The poblano peppers are filled with shrimp, crab meat, scallops, andouille sausage, fish sauce, lime juice, cilantro, and poblanos.
Feel free to add in some more seafood for an even heartier meal.
Stuffed Poblano Peppers
- 1 oven
- 1 tbsp olive oil
- 4 poblano peppers
- Salt & pepper to taste
- 1 lb extra-lean ground beef or ground turkey
- 2 cloves garlic minced
- 1 tbsp chili powder
- 1 tsp cumin
- 1 tsp paprika
- 1 red pepper diced
- 1 red onion diced
- 1/2 cup shredded cheddar cheese
- Store-bought pico de gallo or salsa
- Sliced avocado
- sour cream
- Set the oven at 400 F. Poblano peppers should be washed and deseeded before being seasoned with salt & pepper and a sprinkle of olive oil. Add to a baking sheet covered with parchment paper, and bake for 10 minutes.

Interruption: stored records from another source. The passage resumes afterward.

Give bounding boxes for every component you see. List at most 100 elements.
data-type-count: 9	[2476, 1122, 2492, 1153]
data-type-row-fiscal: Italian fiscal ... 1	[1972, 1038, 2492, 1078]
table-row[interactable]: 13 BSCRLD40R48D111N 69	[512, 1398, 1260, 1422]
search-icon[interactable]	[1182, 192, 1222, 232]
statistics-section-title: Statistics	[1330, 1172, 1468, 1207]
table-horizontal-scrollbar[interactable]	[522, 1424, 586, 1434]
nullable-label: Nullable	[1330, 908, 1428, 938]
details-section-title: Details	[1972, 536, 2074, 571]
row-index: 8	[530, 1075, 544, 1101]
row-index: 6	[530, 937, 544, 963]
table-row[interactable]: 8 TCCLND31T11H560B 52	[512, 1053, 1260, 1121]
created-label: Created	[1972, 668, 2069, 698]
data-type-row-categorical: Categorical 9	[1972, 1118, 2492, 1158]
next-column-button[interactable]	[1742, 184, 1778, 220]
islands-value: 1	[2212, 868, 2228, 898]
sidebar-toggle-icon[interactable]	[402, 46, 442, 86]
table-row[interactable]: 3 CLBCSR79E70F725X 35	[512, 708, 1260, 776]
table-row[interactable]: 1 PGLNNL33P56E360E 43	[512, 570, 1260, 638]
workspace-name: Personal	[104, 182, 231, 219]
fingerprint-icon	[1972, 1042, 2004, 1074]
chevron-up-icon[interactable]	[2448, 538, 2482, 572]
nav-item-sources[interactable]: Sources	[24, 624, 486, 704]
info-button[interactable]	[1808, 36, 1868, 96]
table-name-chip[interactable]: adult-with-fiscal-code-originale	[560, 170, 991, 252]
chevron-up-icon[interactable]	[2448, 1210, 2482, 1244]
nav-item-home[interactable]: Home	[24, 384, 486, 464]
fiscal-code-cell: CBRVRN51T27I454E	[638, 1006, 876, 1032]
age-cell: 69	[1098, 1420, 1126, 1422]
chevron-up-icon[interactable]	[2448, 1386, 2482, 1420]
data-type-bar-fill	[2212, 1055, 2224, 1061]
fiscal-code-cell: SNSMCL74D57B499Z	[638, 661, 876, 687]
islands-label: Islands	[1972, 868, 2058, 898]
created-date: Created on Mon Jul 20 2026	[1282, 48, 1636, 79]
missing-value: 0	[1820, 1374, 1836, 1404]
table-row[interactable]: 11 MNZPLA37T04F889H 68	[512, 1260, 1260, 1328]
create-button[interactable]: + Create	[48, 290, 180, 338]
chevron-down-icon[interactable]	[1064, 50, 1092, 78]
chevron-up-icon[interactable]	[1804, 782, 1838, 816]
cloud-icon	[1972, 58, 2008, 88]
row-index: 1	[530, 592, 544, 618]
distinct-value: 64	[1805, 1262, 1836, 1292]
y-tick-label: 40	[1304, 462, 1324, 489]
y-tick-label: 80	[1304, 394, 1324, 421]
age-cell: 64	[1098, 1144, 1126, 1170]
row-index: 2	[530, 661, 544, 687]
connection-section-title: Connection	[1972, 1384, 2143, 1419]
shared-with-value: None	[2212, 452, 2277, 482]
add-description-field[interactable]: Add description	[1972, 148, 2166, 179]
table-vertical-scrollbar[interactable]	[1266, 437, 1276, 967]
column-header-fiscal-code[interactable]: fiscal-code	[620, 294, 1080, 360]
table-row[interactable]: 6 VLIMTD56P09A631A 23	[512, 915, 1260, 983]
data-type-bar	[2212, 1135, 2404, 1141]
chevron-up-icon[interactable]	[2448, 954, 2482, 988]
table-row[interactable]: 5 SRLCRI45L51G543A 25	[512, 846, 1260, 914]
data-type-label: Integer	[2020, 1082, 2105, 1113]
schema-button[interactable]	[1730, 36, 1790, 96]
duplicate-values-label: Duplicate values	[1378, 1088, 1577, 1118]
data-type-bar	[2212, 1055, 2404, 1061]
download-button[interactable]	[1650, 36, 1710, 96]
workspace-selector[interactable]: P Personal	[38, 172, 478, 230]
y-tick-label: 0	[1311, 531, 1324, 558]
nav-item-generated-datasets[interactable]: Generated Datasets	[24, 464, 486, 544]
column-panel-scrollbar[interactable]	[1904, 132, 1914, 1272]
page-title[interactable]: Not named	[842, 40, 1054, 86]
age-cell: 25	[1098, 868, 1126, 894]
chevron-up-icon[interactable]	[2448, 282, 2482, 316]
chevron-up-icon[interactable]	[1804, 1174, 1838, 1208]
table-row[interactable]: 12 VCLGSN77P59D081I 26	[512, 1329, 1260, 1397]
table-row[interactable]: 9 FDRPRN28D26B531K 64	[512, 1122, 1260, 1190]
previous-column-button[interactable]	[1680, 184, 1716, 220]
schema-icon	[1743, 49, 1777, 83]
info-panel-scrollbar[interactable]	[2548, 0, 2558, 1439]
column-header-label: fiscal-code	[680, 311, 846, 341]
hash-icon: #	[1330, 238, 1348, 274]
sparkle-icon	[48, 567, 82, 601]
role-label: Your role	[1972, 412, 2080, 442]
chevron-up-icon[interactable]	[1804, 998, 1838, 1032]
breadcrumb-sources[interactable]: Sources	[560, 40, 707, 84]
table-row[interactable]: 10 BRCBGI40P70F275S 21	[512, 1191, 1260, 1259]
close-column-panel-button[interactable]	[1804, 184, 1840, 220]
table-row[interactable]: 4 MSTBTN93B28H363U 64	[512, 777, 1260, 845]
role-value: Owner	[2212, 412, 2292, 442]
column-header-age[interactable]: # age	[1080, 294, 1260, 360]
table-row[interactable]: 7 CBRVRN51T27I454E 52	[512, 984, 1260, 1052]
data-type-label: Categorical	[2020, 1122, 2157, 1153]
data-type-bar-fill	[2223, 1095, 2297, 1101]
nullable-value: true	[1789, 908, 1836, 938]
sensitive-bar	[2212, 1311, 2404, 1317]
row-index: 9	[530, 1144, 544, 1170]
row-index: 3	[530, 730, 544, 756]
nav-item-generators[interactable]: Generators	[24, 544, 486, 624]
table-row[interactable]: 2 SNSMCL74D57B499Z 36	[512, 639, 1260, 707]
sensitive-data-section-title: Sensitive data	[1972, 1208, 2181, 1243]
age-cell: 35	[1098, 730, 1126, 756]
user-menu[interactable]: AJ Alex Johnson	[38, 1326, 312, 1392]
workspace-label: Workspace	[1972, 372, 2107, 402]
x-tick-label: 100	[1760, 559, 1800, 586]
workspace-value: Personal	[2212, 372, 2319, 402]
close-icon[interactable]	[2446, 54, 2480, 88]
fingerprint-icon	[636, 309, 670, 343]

- Ground beef should be cooked over medium-high heat until browned (approximately 5-7 minutes), then any extra fat should be drained. Add the following ingredients and continue to sauté for an additional 2 minutes, or until the vegetables are tender: chilli powder, cumin, paprika, salt, and pepper to taste.
- Fill poblano peppers with the ground beef mixture, then sprinkle cheese over top. 10 more minutes of baking is required to melt the cheese.
- Remove from oven, then add desired toppings. Dispense and savour!